Run the Identify Known Variants in One Sample (WES) workflow

  1. To run the Identify Known Variants in One Sample (WES) template workflow, go to:

            Workflows | Template Workflows | Biomedical Workflows (Image biomedical_twf_folder_open_16_n_p) | Whole Exome Sequencing (Image exome_sequencing_closed_16_n_p) | General Workflows (WES) (Image general_wes_wf_closed_16_n_p) | Identify Known Variants from One Sample (WES) (Image identify_known_var_1_sample_wes_16_n_p)

  2. First select the reads of the sample that should be tested for presence or absence of your known variants (figure 19.11).

    Image identify_known_variants_in_one_sample_wizardstep1_wes
    Figure 19.11: Select the sequencing reads from the sample you would like to test for your known variants.

    If several samples from different folders should be analyzed, the tool has to be run in batch mode. This is done by selecting "Batch" and specifying the folders that hold the data you wish to analyse.

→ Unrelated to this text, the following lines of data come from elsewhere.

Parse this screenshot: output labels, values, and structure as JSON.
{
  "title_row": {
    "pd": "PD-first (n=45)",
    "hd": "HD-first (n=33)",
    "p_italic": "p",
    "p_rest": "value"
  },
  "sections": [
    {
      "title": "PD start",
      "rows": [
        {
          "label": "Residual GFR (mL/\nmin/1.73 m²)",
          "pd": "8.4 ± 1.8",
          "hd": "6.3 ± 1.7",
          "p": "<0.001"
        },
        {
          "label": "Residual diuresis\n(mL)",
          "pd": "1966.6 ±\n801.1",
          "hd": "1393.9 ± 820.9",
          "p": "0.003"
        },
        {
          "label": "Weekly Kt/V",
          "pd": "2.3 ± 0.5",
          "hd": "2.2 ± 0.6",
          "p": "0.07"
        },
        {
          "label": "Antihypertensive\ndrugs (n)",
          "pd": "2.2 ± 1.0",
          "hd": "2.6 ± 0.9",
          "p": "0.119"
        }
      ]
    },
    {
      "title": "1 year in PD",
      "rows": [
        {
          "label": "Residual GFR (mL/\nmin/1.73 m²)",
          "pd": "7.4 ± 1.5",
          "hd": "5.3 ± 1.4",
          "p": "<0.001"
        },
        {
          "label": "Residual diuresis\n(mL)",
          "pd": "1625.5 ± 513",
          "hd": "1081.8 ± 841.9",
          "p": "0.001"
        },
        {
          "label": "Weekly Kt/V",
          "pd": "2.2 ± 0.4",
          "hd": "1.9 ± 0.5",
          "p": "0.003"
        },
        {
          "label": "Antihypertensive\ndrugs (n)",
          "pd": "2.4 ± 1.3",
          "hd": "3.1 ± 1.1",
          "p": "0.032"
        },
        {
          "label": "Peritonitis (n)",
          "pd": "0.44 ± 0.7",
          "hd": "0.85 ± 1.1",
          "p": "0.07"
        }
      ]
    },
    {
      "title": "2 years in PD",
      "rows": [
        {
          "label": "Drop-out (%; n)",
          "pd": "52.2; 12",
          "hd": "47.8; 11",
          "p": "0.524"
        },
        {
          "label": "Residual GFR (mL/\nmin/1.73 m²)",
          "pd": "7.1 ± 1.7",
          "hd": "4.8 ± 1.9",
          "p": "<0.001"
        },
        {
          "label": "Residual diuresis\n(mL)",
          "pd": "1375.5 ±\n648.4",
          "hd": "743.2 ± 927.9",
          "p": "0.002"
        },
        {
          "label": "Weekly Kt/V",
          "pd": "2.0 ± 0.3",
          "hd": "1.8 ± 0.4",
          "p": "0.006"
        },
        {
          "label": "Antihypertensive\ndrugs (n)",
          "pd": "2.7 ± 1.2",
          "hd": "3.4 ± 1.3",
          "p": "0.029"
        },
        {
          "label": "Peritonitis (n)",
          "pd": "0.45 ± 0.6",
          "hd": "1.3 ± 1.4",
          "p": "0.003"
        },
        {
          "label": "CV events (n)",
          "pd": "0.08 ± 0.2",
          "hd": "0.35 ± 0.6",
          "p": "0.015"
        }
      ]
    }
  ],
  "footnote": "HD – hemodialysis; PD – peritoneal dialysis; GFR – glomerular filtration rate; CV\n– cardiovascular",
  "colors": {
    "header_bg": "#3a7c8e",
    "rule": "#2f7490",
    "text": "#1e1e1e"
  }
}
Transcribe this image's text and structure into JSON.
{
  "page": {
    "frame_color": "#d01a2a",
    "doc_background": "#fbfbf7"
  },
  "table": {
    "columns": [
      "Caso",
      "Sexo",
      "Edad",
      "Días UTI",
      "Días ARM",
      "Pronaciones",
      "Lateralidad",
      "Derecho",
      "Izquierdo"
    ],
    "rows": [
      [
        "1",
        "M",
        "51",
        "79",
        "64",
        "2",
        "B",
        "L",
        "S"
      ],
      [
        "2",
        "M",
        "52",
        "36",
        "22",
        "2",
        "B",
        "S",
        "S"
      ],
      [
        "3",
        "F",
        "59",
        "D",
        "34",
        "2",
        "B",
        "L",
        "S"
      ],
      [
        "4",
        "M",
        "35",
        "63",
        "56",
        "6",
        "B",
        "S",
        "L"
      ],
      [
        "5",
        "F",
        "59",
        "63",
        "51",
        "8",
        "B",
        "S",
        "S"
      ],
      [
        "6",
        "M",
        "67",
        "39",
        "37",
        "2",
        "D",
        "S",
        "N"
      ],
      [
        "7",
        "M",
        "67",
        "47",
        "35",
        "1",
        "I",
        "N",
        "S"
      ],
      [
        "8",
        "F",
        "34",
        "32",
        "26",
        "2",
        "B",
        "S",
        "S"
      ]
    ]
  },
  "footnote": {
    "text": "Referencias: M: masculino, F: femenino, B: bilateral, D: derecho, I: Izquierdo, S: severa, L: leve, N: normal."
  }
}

  3. Next, specify the target regions (figure 19.12). The target regions are used by the tools Structural Variant Caller and QC for Targeted Sequencing. Providing the Structural Variant Caller with target regions, reduces the processing time of the workflow as the tool only analyzes defined target regions.

    Image indels_target_knownwes
    Figure 19.12: Specify the target regions file.

  4. In the next wizard step, select the reference data set that should be used to identify the known variants (figure 19.13).

    Image identify_known_variants_in_one_sample_wes
    Figure 19.13: Choose the relevant reference Data Set to identify the known variants.

  5. Specify the parameters for the QC for Target Sequencing tool (figure 19.14).

    When working with targeted data (WES or TAS data), quality checks for the targeted sequencing are included in the workflows. This step is not optional, and you need to specify the targeted regions file adapted to the sequencing technology you used. Choose to use the default settings or to adjust the parameters.

    Image qc_settings_ikvwes
    Figure 19.14: Specify the parameters for the QC for Target Sequencing tool.

    The parameters that can be set are:

    • Minimum coverage provides the length of each target region that has at least this coverage.
    • Ignore non-specific matches reads that are non-specifically mapped will be ignored.
    • Ignore broken pairs reads that belong to broken pairs will be ignored.

  6. In the Identify Known Mutations from Mappings, select a variant track containing the known variants you want to identify in the sample (figure 19.15).

    Image identify_known_variants_in_one_sample_wizardstep4_wes
    Figure 19.15: Specify the track with the known variants that should be identified.

    The parameters that can be set are:

    • Minimum coverage The minimum number of reads that covers the position of the variant, which is required to set "Sufficient Coverage" to YES.
    • Detection frequency The minimum allele frequency that is required to annotate a variant as being present in the sample. The same threshold will also be used to determine if a variant is homozygous or heterozygous. In case the most frequent alternative allele at the position of the considered variant has a frequency of less than this value, the zygosity of the considered variant will be reported as being homozygous.

    The parameter "Detection Frequency" will be used in the calculation twice. First, it will report in the result if a variant has been detected (observed frequency > specified frequency) or not (observed frequency <= specified frequency). Moreover, it will determine if a variant should be labeled as heterozygous (frequency of another allele identified at a position of a variant in the alignment > specified frequency) or homozygous (frequency of all other alleles identified at a position of a variant in the alignment < specified frequency).

  7. In the last wizard step you can check the selected settings by clicking on the button labeled Preview All Parameters. In the Preview All Parameters wizard you can only check the settings, and if you wish to make changes you have to use the Previous button from the wizard to edit parameters in the relevant windows.

  8. Choose to Save your results and click Finish.